Comme le démontrent ces témoignages, ces enfants sont confrontés à leur angoisse, à leur peur, à la culpabilité ainsi qu’à la honte et au tabou d’avoir un parent ayant des difficultés. Car si, pour les adultes, être proche aidant représente une charge de travail et une énorme charge mentale, pour les enfants et les jeunes, c’est encore plus vrai. Pour répondre aux besoins de leurs proches et leur venir en aide, ces jeunes se mettent au service de leur famille. Ils consacrent tout leur temps pour aider, accompagner, encadrer, consoler et seconder la personne malade ou en demande d’aide, ce qui les éloigne de toute vie sociale et ainsi ne leur permet plus de vivre avec l’insouciance de leur âge. Elles et ils existent parce que l’on a besoin d’elles et d’eux, et non pas pour ce qu’elles et ils sont réellement. Leurs compétences ne sont pas reconnues ni valorisées, provoquant très souvent une faible estime d’elles ou d’eux-mêmes. A certaines étapes du développement de l’enfant, cette focalisation sur les besoins du proche plutôt que sur les siens impacte durablement l’identité du jeune. De plus, le temps qu’ils consacrent à leur mission de proche aidant est pris aux dépens de leurs études ou du temps qu’ils devraient consacrer aux loisirs, au repos ou à la détente. Diverses associations, dans le canton, font un travail remarquable – tant auprès des parents qu’auprès des enfants – mais pour qu’elles puissent agir tant auprès des jeunes que des familles afin de mettre en place des mesures pour aider la personne qui en a besoin et libérer les jeunes de la pression, il est important de pouvoir détecter au plus vite ces enfants pour effectuer une prévention des risques pour le développement psychique, d’épuisement, d’isolement et de décrochage scolaire.

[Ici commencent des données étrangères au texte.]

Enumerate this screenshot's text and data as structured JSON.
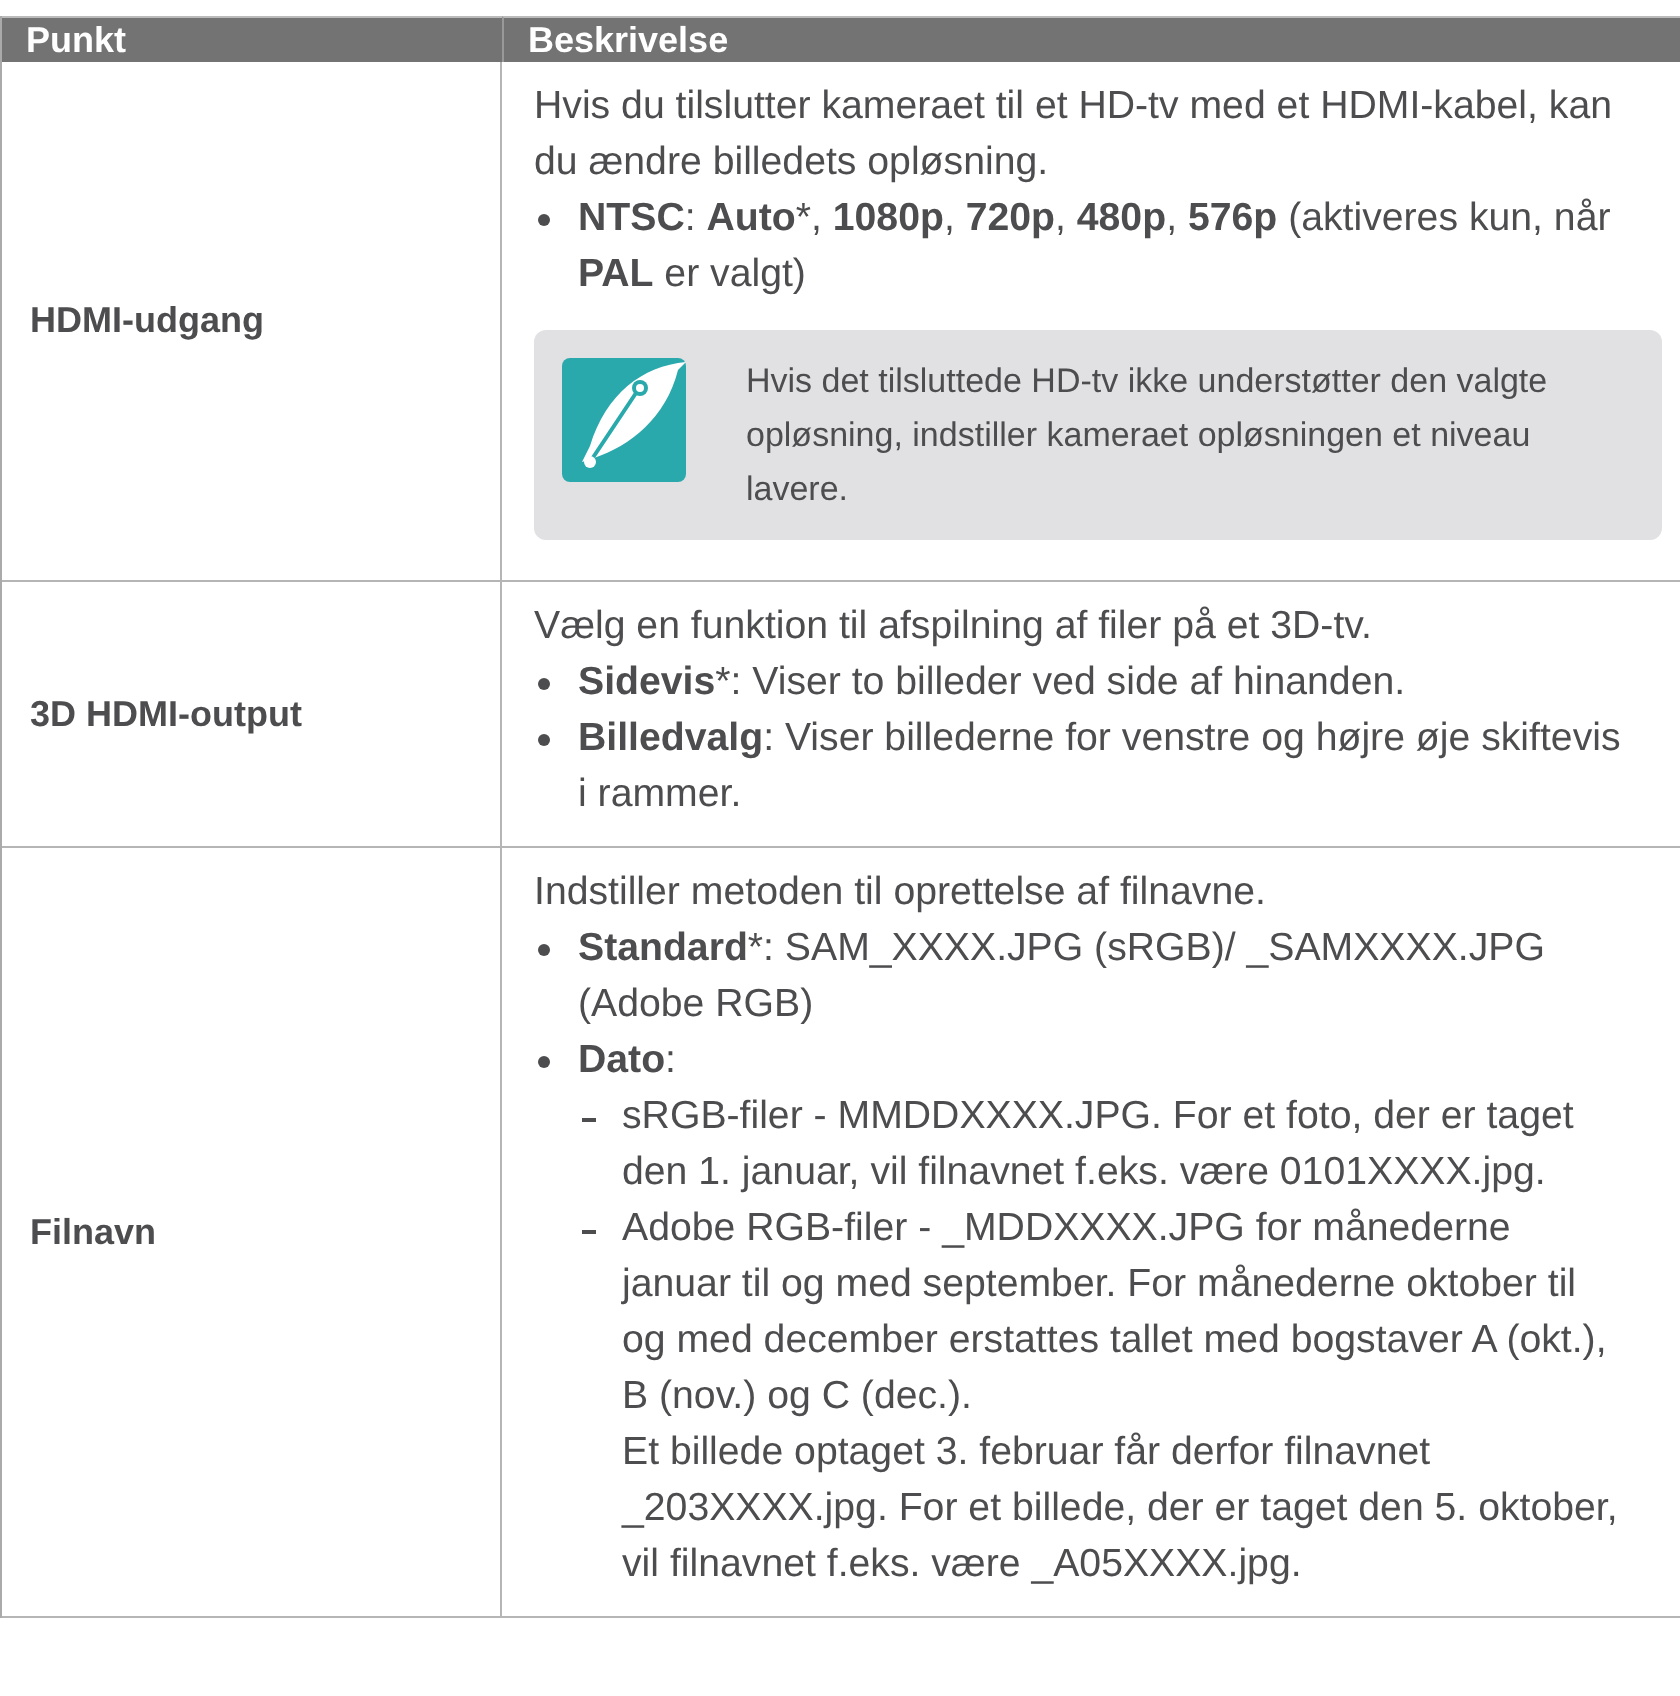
{
  "table": {
    "columns": [
      "Punkt",
      "Beskrivelse"
    ],
    "rows": [
      {
        "item": "HDMI-udgang",
        "blocks": [
          {
            "kind": "text",
            "text": "Hvis du tilslutter kameraet til et HD-tv med et HDMI-kabel, kan du ændre billedets opløsning."
          },
          {
            "kind": "bullet",
            "text": "**NTSC**: **Auto***, **1080p**, **720p**, **480p**, **576p** (aktiveres kun, når **PAL** er valgt)"
          },
          {
            "kind": "note",
            "text": "Hvis det tilsluttede HD-tv ikke understøtter den valgte opløsning, indstiller kameraet opløsningen et niveau lavere."
          }
        ]
      },
      {
        "item": "3D HDMI-output",
        "blocks": [
          {
            "kind": "text",
            "text": "Vælg en funktion til afspilning af filer på et 3D-tv."
          },
          {
            "kind": "bullet",
            "text": "**Sidevis***: Viser to billeder ved side af hinanden."
          },
          {
            "kind": "bullet",
            "text": "**Billedvalg**: Viser billederne for venstre og højre øje skiftevis i rammer."
          }
        ]
      },
      {
        "item": "Filnavn",
        "blocks": [
          {
            "kind": "text",
            "text": "Indstiller metoden til oprettelse af filnavne."
          },
          {
            "kind": "bullet",
            "text": "**Standard***: SAM_XXXX.JPG (sRGB)/ _SAMXXXX.JPG (Adobe RGB)"
          },
          {
            "kind": "bullet",
            "text": "**Dato**:",
            "children": [
              {
                "kind": "dash",
                "text": "sRGB-filer - MMDDXXXX.JPG. For et foto, der er taget den 1. januar, vil filnavnet f.eks. være 0101XXXX.jpg."
              },
              {
                "kind": "dash",
                "text": "Adobe RGB-filer - _MDDXXXX.JPG for månederne januar til og med september. For månederne oktober til og med december erstattes tallet med bogstaver A (okt.), B (nov.) og C (dec.).\nEt billede optaget 3. februar får derfor filnavnet _203XXXX.jpg. For et billede, der er taget den 5. oktober, vil filnavnet f.eks. være _A05XXXX.jpg."
              }
            ]
          }
        ]
      }
    ]
  }
}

Dès lors, le présent postulat demande, entre autres, au Conseil d’Etat diverses mesures pour mieux faire connaître et reconnaître le statut des jeunes proches aidants et également faire connaître l’action des associations actives autour de cette problématique afin de favoriser la prévention et le développement d’une sensibilisation et d’une communication destinée aux jeunes, car le terme de proche aidant ne permet pas à ces derniers de s’identifier. Et parce que l’école est le lieu où ils et elles passent le plus de temps hors du milieu familial, il est essentiel que les enseignants et les professionnels qui gravitent autour de l’enfance soient sensibilisés à la problématique dès le niveau primaire. Je vous remercie de votre intérêt pour ce thème et me réjouis d’en débattre avec vous lors d’une prochaine commission.

Mme Séverine Evéquoz (VER) — Président-e

Le postulat, cosigné par au moins 20 membres, est renvoyé à l’examen d’une commission.